POLICE officers who rescued a young boy from a 50ft gorge have described their pride at being recognised for the heroic effort.

In May of this year, police received a call to say that a young boy had run off towards the Ochil Hills and, after a search, was eventually found trapped in fast-flowing water above Alva.

Luckily for the youngster and his family, constables Scott Campbell and Robert Gittins were on the scene and sparked a daring rescue mission.

PC Campbell said: "When we got the call, we all just dropped everything and headed out.

"When we arrived, we just thought: 'How are we going to get down there?'

"It's a steep drop with cliff faces all around. And I'm really not good with heights, either.

"But then we heard the wee laddie screaming and we just knew we had to get to him. We immediately jumped the fence and scrambled our way down."

PC Campbell assessed that by climbing upwards around 100ft, he would have better access to the terrain, and made his way into the gorge followed by PC Gittins.

They both then waded into the water, between 2-5ft deep with huge boulders and driftwood to avoid.

The former managed to reach the distressed boy who was described as "cold, wet and partially clothed".

PC Campbell immediately held on to the boy to warm him up and keep him from further danger before PC Gittins took over and handed the youngster one of his dry tops.

The two heroic officers then carried the child between them to a safe area where the fire service Ochil Mountain Rescue Team could assist them all to safety.

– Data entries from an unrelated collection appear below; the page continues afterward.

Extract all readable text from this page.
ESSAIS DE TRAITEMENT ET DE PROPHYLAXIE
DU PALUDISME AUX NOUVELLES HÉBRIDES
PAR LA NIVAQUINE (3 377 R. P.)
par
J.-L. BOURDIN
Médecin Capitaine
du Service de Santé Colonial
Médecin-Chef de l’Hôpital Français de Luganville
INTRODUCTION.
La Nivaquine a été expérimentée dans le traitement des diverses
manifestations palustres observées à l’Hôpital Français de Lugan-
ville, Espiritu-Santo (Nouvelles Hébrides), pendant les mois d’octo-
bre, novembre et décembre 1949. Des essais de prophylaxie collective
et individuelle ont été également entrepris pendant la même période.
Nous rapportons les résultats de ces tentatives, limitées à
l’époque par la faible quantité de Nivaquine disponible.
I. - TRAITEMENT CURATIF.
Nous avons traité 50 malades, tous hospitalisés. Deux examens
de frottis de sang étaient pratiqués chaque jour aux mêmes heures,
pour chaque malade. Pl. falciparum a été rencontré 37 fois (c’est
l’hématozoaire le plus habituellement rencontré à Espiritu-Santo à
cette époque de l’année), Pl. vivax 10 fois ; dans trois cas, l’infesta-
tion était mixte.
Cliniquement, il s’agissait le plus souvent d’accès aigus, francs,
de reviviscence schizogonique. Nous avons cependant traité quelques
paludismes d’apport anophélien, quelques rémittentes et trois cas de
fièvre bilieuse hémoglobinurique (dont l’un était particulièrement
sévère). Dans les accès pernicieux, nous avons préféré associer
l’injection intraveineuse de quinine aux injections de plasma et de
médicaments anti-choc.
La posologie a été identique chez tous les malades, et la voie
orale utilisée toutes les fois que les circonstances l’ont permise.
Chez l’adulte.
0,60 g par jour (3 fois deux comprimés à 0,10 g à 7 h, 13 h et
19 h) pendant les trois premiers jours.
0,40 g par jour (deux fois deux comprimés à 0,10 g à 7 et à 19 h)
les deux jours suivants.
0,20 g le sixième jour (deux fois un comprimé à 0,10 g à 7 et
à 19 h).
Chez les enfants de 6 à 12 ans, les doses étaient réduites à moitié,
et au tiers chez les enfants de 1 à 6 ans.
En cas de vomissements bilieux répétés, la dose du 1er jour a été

"We only had one thing to do: Get to him and get him back up," PC Campbell added.

"It was the best result, thankfully. I dread to think what might have happened if we hadn't been able to get to him."

Following the incident, both officers were recommended for a Police Scotland bravery award which they received at a ceremony on Thursday, November 8 at Tulliallan Police College from Chief Constable Iain Livingstone.

PC Gittens added: "The biggest thing for was the recognition for the work we done itself.

"The end result of getting the wee laddie out the water was great. Although it wasn't cold that day, the water was freezing.

"To get him out alongside the fire service, the search and rescue team and ambulance service was a clear example of cohesive teamwork."

PC Gittens stressed that the result was the most important aspect of the whole incident, adding that it doesn't always end that well.

He continued: "A lot of the time we do not get that result but we did this time, and we are proud of that.

"It was different from the norm so we are really proud to receive the award. It was a really nice week."